C'est la raison pour laquelle il semble préférable de replacer les associations dans leur rôle indispensable d'accompagnement et de soutien , mais non de conduite de la politique pénale de médiation ou de composition. Leur rôle doit s'arrêter là où s'exerce et doit s'exercer celui des pouvoirs publics.

En ce qui concerne le « rappel à la loi », le fait qu'il relève de la justice de proximité « hors du palais » ne s'oppose pas à ce qu'il ait lieu au tribunal même pour lui conférer davantage de solennité et d'effet.

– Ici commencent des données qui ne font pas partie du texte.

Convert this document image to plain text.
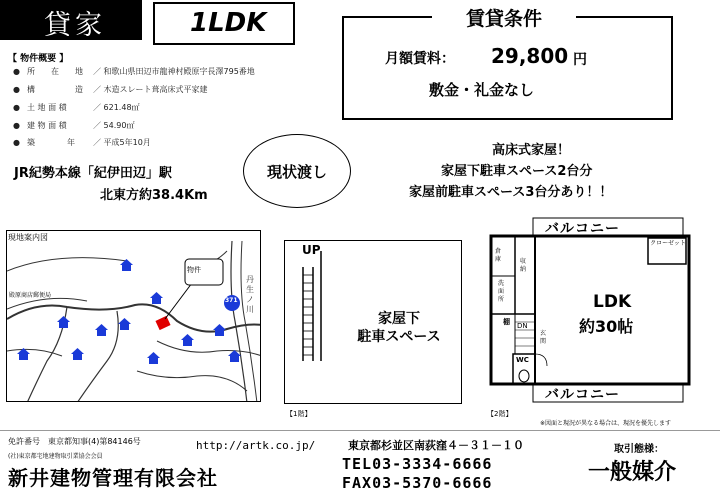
貸家	1LDK	賃貸条件
月額賃料： 29,800 円
敷金・礼金なし
【 物件概要 】
● 所　　在　　地 ／ 和歌山県田辺市龍神村殿原字長澤795番地
● 構　　　　　造 ／ 木造スレート葺高床式平家建
● 土 地 面 積	／ 621.48㎡
● 建 物 面 積	／ 54.90㎡
● 築　　　　年 ／ 平成5年10月
JR紀勢本線「紀伊田辺」駅
北東方約38.4Km
現状渡し
高床式家屋！
家屋下駐車スペース2台分
家屋前駐車スペース3台分あり！！
物件
殿原商店郵便局
371
丹生ノ川
現地案内図
UP
家屋下
駐車スペース
【1階】
バルコニー
バルコニー
クローゼット
LDK
約30帖
倉庫
洗面所
収納
棚 DN
玄関
WC
【2階】
※図面と現況が異なる場合は、現況を優先します
免許番号　東京都知事(4)第84146号
(社)東京都宅地建物取引業協会会員
新井建物管理有限会社
http://artk.co.jp/	東京都杉並区南荻窪４－３１－１０
TEL03-3334-6666
FAX03-5370-6666
取引態様：
一般媒介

Il doit, cependant, être bien clair que le recours à une procédure alternative au classement sans suite doit systématiquement déboucher sur une poursuite en cas d'échec .

En tout état de cause, la mise en place de manière institutionnalisée et plus solennelle des modes alternatifs au règlement des conflits sous la forme d'une « justice de proximité hors du Palais » ne doit pas se traduire par un abandon par l'État de son pouvoir régalien de justice, ni apparaître comme un palliatif à un manque de moyens. Elle doit, au contraire, être une réponse utile et adaptée à des besoins réels.

La mission propose donc, en matière pénale, de conforter les délégués du procureur qui deviendraient des magistrats non professionnels de carrière, désignés à titre individuel par le procureur de la République, correctement rémunérés et formés de manière à être susceptibles d'accomplir l'ensemble des mesures alternatives aux poursuites.